James Maddison, back from injury at the end of last season, is expected to reclaim his role as the No10, the creative hub behind the striker. Dejan Kulusevski’s persistent fitness issues, though, remain a concern and add another layer of uncertainty to the forward line.

The XI De Zerbi is chasing

If the window breaks Tottenham’s way, the team that steps out on August 22 could look radically different to the one that survived in May.

A potential De Zerbi-era XI: Trafford; Porro, Van Hecke, Van de Ven, Udogie; Bentancur, Tonali; Savinho, Maddison, Rashford; Solanke.

It is bold. It is expensive. It is nothing like the Spurs that clung on last season.
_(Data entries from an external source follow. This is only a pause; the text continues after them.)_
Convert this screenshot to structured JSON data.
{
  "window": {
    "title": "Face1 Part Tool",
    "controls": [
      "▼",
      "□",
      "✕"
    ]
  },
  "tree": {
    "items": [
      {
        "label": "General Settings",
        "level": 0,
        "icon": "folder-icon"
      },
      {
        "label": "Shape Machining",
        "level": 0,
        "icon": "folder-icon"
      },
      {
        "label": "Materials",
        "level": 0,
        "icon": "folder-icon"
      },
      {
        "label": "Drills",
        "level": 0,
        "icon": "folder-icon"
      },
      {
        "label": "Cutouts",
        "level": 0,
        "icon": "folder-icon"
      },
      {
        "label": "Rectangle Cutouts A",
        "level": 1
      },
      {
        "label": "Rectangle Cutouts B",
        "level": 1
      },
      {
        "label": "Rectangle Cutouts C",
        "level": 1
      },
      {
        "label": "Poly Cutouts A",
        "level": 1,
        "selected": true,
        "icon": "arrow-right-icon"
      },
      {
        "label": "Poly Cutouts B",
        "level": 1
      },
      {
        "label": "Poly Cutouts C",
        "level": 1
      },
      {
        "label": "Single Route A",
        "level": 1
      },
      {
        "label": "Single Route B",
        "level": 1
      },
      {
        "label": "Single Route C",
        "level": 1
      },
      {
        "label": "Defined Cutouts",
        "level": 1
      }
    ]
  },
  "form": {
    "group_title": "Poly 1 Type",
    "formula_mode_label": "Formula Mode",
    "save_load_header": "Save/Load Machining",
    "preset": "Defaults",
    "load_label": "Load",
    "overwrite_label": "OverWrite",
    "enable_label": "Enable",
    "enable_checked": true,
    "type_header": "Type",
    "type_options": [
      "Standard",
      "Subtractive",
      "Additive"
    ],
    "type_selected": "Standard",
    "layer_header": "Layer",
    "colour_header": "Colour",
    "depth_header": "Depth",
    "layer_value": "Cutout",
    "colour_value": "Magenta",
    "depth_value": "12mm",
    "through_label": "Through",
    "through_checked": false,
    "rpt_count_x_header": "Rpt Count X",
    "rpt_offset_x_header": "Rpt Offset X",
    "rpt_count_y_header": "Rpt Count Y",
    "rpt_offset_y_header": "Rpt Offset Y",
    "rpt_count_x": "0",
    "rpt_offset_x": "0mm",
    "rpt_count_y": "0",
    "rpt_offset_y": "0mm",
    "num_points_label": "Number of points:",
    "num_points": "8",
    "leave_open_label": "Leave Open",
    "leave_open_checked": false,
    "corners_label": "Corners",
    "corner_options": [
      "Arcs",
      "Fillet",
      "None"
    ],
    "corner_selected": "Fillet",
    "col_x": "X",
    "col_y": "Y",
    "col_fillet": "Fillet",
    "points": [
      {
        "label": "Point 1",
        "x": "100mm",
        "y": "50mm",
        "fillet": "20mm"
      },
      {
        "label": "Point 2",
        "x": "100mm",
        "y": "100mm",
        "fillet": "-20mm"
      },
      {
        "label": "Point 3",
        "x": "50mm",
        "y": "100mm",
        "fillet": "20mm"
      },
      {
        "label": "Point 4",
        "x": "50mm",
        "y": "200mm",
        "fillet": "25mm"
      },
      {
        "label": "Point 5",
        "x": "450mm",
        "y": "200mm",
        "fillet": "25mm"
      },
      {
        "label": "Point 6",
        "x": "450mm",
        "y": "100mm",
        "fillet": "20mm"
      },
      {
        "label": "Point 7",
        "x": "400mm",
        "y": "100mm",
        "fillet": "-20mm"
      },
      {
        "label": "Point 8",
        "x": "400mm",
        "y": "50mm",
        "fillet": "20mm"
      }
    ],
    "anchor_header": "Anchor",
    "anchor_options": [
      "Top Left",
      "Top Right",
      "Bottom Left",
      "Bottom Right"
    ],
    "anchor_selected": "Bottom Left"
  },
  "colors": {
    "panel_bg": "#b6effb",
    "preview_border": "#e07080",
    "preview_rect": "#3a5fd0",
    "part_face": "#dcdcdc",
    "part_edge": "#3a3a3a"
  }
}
A manager with money – and decisions

De Zerbi has been backed. The funds are there. The clear-out has begun. Now comes the hard part: choosing which pieces to prioritise, which risks to take, and which positions can wait.

Tottenham need an overhaul, and everyone at the club knows it. The danger is obvious too. Spend badly, misjudge a key departure, miss on a marquee signing, and this doesn’t become a new era – it becomes another reset in a decade full of them.

The Italian wanted control and change. He has both. What he does with this summer will define not just his Tottenham, but what kind of club Spurs want to be from here.